"El seguimiento es un ejercicio de desencanto. Y, por lo tanto, de verdad sobre uno mismo" "Llevar la cruz no significa buscar el dolor para hacerse la víctima, sino aceptar que un verdadero camino no se recorre sin pérdida, sin ruptura, sin esfuerzo"

Jesús va, camina. Pero no está solo. Hay una multitud. Mucha gente. Gente que lo sigue, que lo escucha, que tal vez espera algo. La imagen de Lucas (14, 25-33) es familiar: un maestro itinerante y una masa creciente de rostros que se unen a su camino. Un movimiento que, en apariencia, habla de éxito, atracción, implicación. Pero es precisamente aquí, mientras la multitud crece, donde Jesús se da la vuelta.
Y mira. Hay un momento de suspensión porque está claro que Jesús no está alineado con los sentimientos de aceptación triunfal del éxito propios de los líderes que bien conocemos. Desconcierta: no acoge con entusiasmo, no anima. Habla, sí, pero sus palabras no son atractivas. Al contrario: son cortantes. «Si alguno viene a mí y no aborrece a su padre, a su madre, a su mujer, a sus hijos, a sus hermanos, a sus hermanas, e incluso a su propia vida, no puede ser mi discípulo». Odio: Jesús lo ha dicho. Es una frase dura, extrema, desconcertante, inoportuna. ¿Por qué?
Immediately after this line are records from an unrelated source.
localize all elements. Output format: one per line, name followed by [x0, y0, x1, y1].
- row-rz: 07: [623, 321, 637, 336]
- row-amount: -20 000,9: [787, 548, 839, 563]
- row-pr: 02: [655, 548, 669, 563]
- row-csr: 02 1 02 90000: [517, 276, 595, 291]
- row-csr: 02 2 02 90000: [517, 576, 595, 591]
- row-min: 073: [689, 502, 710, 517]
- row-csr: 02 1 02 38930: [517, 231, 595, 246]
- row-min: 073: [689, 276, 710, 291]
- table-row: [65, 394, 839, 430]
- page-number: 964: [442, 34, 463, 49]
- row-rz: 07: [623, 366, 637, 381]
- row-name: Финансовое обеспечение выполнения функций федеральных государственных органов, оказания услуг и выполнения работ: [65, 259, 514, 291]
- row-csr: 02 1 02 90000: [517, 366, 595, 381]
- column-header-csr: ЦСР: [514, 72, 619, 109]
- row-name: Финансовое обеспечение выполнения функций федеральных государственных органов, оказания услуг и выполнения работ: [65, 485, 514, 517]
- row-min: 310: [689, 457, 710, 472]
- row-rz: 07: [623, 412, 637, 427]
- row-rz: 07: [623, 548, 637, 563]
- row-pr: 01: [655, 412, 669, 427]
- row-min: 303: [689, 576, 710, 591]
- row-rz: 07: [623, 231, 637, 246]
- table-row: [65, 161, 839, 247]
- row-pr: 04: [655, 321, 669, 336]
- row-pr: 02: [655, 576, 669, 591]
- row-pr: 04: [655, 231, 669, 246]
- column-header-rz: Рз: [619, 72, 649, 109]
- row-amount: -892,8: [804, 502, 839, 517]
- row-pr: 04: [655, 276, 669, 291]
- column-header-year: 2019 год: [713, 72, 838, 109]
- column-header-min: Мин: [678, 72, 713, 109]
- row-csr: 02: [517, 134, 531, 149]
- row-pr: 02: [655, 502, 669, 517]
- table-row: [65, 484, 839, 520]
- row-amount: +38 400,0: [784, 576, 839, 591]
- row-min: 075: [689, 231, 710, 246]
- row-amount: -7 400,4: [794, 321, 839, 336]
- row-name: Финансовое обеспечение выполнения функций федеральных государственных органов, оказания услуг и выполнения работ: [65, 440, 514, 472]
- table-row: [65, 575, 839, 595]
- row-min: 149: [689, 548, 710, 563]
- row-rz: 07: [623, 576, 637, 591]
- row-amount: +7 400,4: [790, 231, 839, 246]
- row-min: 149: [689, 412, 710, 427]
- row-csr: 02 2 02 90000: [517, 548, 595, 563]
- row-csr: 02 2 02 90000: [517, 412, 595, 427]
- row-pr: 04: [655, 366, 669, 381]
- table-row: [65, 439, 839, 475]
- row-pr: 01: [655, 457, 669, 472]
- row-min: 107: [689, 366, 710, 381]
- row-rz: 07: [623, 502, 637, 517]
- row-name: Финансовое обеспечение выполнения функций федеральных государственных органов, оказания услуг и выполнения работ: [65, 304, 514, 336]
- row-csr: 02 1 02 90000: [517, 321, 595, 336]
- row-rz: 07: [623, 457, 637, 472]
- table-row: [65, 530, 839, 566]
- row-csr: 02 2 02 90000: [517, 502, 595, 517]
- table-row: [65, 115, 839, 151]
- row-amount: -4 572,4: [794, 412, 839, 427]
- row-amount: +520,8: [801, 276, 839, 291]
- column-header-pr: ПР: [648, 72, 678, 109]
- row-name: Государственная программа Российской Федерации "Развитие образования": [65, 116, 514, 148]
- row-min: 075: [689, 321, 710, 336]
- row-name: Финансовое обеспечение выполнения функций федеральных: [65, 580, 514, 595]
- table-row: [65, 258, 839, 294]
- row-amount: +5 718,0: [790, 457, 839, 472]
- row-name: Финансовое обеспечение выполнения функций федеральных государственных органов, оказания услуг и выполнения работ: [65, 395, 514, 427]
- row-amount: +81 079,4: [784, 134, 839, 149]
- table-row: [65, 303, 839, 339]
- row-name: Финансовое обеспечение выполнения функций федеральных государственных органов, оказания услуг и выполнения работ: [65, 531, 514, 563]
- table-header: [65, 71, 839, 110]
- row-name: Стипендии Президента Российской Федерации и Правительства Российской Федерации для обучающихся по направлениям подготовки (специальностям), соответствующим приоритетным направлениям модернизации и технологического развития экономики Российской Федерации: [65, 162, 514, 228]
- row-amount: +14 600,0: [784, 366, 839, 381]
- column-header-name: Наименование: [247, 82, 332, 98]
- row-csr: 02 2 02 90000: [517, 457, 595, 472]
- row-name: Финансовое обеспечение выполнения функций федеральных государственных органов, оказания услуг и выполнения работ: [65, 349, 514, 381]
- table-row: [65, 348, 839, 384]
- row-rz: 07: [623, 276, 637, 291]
Debe quedar claro: seguir a Jesús no es un paseo ni una marcha triunfal. Esto es lo que impulsa a Jesús a ser tan severo. Pero tal vez hay más, hay algo más. La multitud, símbolo de consenso, de popularidad, se convierte en un obstáculo. Jesús no busca números. Su palabra no adula.
Al contrario, hiere, como solo las palabras necesarias saben hacerlo. Esa palabra que traducimos rápidamente como «odiar» no es una llamada a la ruptura afectiva, sino una invitación al desapego, a la capacidad de no dejarnos determinar por las relaciones que nos definen. No se le puede seguir de verdad, dice Jesús, si se permanece prisionero de las pertenencias y los intereses de familiares, amigos y compañeros. Redefine el liderazgo.
Luego añade: «El que no lleva su cruz y no me sigue, no puede ser mi discípulo». La cruz es un instrumento de muerte. Jesús la evoca con naturalidad. No la promete, la pide. No como un vago símbolo de sufrimiento, sino como signo de una elección que tiene un precio. Llevar la cruz no significa buscar el dolor para hacerse la víctima, sino aceptar que un verdadero camino no se recorre sin pérdida, sin ruptura, sin esfuerzo.
Jesús continúa y cuenta: nos muestra a un hombre que quiere construir una torre. ¿Qué hace, entonces? Se sienta, calcula, evalúa. Si no tiene lo suficiente para terminar la obra, corre el riesgo de convertirse en el hazmerreír de la ciudad: todos dirán «empezó, pero no fue capaz de terminar». Luego cambia de escena: enfoca a un rey que va a la guerra. Mira el número de sus hombres. Hace cuentas. No tiene fuerzas suficientes, así que envía una delegación y pide la paz.
En ambos casos, la cuestión es la misma: detenerse, evaluar, medir. Seguir no es ser un seguidor. No es un instinto, ni un entusiasmo. Es un cálculo que tiene que ver con el sentido, una evaluación. Construir y luchar no son actividades fáciles. Y tampoco lo es seguir. No es puro impulso de fanbase. Jesús no es un influencer. No quiere prosélitos, no quiere seguidores.
Luego cierra sus relatos con una frase que roza lo imposible: «El que no renuncie a todos sus bienes, no puede ser mi discípulo». «Bienes» es todo lo que poseemos: propiedades, relaciones, roles, certezas. Seguir a Jesús es un vacío que se pierde.
El relato de Lucas es una deconstrucción. Parte de una multitud y termina con una ausencia. Comienza con un movimiento colectivo y termina con una petición individual, profunda y radical. El lenguaje se vuelve cada vez más exigente, las imágenes cada vez más concretas. La torre, la guerra, la cruz, las posesiones. Todo habla de construcción, de conflicto, de peso. Sin exaltación. Sin idealización. El seguimiento es un ejercicio de desencanto. Y, por lo tanto, de verdad sobre uno mismo.